La professione degli insegnanti deve diventare più dinamica, motivante e attraente. La scuola non ha bisogno di insegnanti “impiegati”, ma di insegnanti “professionisti”. Gli insegnanti dovrebbero essere scelti e assunti dalle singole scuole, che dovrebbero avere la libertà di sviluppare nuovi approcci educativi senza che l’esercizio della professione risulti ostacolato da regolamentazioni nazionali troppo rigide.

Studenti e famiglie si aspettano sempre più che gli insegnanti rendano conto della qualità dell’insegnamento che ha un forte impatto sulle chance di vita dei giovani.

Un nuovo studio, effettuato dagli economisti Raj Chetty e John Friedman dell´Università di Harvard e da Jonah Rockoff della Columbia, seguendo l’evoluzione di due milioni e mezzo di studenti nell’arco di oltre vent’anni, ha evidenziato l’importanza di avere insegnanti di qualità sui redditi futuri degli alunni e in generale sullo sviluppo della loro vita.

Dopo aver individuato gli insegnanti bravi, quelli medi e quelli scarsi, gli economisti hanno analizzato il percorso dei loro studenti nel lungo periodo, studiando dati sul loro reddito, sui tassi di iscrizione all’università, sull’età in cui hanno avuto un figlio e sulla città e la zona dove vivono.

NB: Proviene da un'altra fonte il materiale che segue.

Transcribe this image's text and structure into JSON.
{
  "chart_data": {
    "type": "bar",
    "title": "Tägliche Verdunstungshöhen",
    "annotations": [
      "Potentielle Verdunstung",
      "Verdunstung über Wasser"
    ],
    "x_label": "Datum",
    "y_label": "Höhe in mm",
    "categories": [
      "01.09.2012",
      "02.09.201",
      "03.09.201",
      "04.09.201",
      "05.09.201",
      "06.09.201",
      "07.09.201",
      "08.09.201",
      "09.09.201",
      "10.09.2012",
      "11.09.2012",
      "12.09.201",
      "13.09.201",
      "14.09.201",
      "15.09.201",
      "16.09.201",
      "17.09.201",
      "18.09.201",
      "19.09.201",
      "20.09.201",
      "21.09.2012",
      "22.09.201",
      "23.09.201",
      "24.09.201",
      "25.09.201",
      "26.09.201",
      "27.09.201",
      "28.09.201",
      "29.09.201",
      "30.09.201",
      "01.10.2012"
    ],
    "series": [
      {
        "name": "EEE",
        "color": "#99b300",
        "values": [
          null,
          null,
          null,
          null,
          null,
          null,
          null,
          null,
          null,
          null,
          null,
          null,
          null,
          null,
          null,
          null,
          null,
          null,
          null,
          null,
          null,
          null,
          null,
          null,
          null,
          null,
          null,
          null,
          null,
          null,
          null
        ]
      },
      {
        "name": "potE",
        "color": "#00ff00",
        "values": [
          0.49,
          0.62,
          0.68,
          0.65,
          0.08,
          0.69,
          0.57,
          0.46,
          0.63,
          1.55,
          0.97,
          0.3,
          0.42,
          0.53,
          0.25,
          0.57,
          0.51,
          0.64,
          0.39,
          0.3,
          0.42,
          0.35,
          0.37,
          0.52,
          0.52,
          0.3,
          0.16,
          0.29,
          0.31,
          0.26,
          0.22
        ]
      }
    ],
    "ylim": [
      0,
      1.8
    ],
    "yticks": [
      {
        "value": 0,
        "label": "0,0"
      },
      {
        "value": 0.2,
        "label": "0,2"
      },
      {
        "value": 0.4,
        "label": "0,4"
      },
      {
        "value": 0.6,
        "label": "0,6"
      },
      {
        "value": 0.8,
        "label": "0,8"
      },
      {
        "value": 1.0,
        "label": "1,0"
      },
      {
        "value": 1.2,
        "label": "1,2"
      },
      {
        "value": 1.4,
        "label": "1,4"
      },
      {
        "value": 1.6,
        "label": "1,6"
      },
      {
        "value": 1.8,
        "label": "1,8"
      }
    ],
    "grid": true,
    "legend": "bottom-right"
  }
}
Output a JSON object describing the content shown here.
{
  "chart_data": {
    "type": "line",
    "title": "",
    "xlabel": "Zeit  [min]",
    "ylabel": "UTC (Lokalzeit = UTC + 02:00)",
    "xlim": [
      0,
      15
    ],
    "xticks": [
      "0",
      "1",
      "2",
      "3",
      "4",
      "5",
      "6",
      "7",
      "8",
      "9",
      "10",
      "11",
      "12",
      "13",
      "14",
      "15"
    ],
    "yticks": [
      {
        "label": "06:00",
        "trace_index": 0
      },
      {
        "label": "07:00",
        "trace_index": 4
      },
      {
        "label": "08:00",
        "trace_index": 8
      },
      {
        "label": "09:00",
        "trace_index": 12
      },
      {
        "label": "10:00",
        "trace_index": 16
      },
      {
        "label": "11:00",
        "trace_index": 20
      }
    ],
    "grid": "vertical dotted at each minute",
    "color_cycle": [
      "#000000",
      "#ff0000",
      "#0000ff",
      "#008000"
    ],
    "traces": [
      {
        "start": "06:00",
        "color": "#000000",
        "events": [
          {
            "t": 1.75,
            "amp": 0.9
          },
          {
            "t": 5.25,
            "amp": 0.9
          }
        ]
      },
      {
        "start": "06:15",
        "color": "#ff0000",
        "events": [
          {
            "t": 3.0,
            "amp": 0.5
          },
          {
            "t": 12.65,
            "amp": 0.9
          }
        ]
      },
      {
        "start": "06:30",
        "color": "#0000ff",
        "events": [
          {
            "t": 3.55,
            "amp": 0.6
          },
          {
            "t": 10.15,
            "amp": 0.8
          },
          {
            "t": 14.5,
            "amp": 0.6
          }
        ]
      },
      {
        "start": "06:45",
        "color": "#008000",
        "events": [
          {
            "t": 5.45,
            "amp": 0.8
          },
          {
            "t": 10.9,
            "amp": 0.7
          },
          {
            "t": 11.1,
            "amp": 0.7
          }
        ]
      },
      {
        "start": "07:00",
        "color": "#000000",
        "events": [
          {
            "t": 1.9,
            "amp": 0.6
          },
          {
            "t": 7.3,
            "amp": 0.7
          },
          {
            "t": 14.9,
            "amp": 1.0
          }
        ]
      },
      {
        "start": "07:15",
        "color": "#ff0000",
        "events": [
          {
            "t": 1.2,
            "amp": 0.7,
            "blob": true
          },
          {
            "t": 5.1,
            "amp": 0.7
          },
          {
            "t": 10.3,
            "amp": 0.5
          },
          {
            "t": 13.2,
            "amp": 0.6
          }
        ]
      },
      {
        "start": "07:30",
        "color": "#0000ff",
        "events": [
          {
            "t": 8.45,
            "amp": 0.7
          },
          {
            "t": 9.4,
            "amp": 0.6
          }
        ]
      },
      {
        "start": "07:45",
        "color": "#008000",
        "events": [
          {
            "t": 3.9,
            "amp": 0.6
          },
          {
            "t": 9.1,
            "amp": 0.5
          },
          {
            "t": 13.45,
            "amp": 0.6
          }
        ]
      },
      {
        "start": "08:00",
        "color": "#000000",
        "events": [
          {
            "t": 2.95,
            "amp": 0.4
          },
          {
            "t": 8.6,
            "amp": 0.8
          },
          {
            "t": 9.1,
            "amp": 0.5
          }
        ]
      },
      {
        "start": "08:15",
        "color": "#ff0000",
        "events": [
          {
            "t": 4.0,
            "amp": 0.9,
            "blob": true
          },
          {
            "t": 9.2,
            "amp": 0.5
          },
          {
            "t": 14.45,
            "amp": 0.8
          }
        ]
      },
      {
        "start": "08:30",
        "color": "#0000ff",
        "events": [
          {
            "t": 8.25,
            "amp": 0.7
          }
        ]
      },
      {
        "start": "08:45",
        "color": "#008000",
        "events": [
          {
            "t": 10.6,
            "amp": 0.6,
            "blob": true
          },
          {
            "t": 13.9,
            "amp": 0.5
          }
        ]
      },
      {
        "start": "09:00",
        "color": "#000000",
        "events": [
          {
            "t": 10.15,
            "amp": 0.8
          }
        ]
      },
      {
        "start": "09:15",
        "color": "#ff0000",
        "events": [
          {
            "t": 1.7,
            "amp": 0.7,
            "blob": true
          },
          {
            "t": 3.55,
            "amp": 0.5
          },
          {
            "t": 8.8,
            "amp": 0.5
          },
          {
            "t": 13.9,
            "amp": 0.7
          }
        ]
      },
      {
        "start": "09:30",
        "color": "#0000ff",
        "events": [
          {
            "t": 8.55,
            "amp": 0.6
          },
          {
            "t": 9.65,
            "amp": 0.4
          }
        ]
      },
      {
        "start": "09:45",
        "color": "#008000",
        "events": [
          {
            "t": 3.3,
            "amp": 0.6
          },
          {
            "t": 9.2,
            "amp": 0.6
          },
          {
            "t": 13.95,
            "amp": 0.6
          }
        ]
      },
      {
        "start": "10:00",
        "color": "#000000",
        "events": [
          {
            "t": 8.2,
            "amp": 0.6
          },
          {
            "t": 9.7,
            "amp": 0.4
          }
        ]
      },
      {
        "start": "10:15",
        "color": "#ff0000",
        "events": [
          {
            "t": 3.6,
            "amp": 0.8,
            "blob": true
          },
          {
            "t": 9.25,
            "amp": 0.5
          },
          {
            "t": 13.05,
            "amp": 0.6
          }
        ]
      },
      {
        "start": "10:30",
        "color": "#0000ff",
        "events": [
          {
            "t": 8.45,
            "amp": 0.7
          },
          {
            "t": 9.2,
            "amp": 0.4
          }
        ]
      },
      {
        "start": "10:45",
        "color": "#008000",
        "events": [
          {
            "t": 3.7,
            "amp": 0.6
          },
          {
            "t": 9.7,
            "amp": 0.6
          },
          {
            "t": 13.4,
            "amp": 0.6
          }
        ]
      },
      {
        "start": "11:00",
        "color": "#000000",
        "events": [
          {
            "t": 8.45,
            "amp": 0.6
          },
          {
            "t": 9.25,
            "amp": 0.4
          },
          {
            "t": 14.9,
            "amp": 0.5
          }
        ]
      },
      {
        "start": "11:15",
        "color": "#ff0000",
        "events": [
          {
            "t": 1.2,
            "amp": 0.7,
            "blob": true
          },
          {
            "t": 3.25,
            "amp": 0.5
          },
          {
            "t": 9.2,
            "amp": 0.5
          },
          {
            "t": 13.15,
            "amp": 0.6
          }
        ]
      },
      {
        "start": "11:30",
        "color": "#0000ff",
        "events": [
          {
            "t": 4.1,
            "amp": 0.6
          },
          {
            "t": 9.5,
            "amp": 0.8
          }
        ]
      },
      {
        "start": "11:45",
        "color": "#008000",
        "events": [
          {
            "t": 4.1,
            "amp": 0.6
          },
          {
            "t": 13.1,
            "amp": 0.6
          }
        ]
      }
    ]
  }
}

I risultati sono stati impressionanti. Limitandosi ai punteggi degli esami l’effetto di un bravo insegnante di solito svanisce dopo tre o quattro anni. Ma, assumendo una prospettiva più ampia, gli studenti continuano a beneficiare dell´influsso positivo di un buon insegnante per anni. A parità di altre condizioni, uno studente che ha avuto un insegnante molto bravo per un anno, tra la quarta elementare e la terza media, guadagna 4.600 dollari di reddito in più nell’arco dell’intera vita, contro uno studente della stessa classe di età che ha avuto un insegnante medio. Sostituire un insegnante “scadente” con uno medio produrrebbe un incremento dei guadagni degli studenti nella vita di circa 266mila dollari. Questo significa che lasciare un insegnante a basso valore aggiunto in una scuola per 10 anni, invece di sostituirlo, porta a perdere 2,5 milioni di dollari di reddito.

Mentre in passato la maggioranza dei docenti appariva contraria di fronte ad ipotesi valutative o a politiche del personale basate sul merito, oggi i professori sono favorevoli all’introduzione di prospettive di carriera e all’utilizzazione del metodo valutativo per impiegare al meglio le risorse umane nella scuola, come emerso dall’indagine TALIS (Teaching and Learning International Survey, 2008) dell’Ocse.

Tra gli obiettivi strategici di una valutazione degli insegnanti vi è sicuramente quello di collegare il miglioramento retributivo ad un meccanismo di riconoscimento del merito e non solo al maturare dell’anzianità; indurre in tutti i docenti un’abitudine all’autovalutazione, quale presupposto necessario per il miglioramento generale delle loro prestazioni; far emergere le personalità più interessanti in ogni scuola ai fini della attribuzione di compiti ulteriori, sia di natura didattica che di organizzazione delle scuole.

Un maggiore riconoscimento sociale del ruolo dell’insegnante consentirebbe di reclutare giovani di talento con forti motivazioni, risultato non trascurabile se consideriamo che solo lo 0,2% degli insegnanti italiani ha meno di 30 anni e solo il 6% meno di 40 anni, mentre circa l’87% degli insegnanti italiani si concentra nella fascia di età 40-59.

C’è ancora molto da lavorare per rimettere in moto il sistema scolastico, per migliorare la condizione dell’insegnante e la qualità delle metodologie didattiche. Il ruolo dei docenti è e deve essere considerato cruciale per migliorare e innovare i sistemi educativi.

La posta in gioco è troppo alta. Quando si tratta degli insegnanti dei nostri figli e delle scuole in cui insegnano, dobbiamo pretendere il meglio.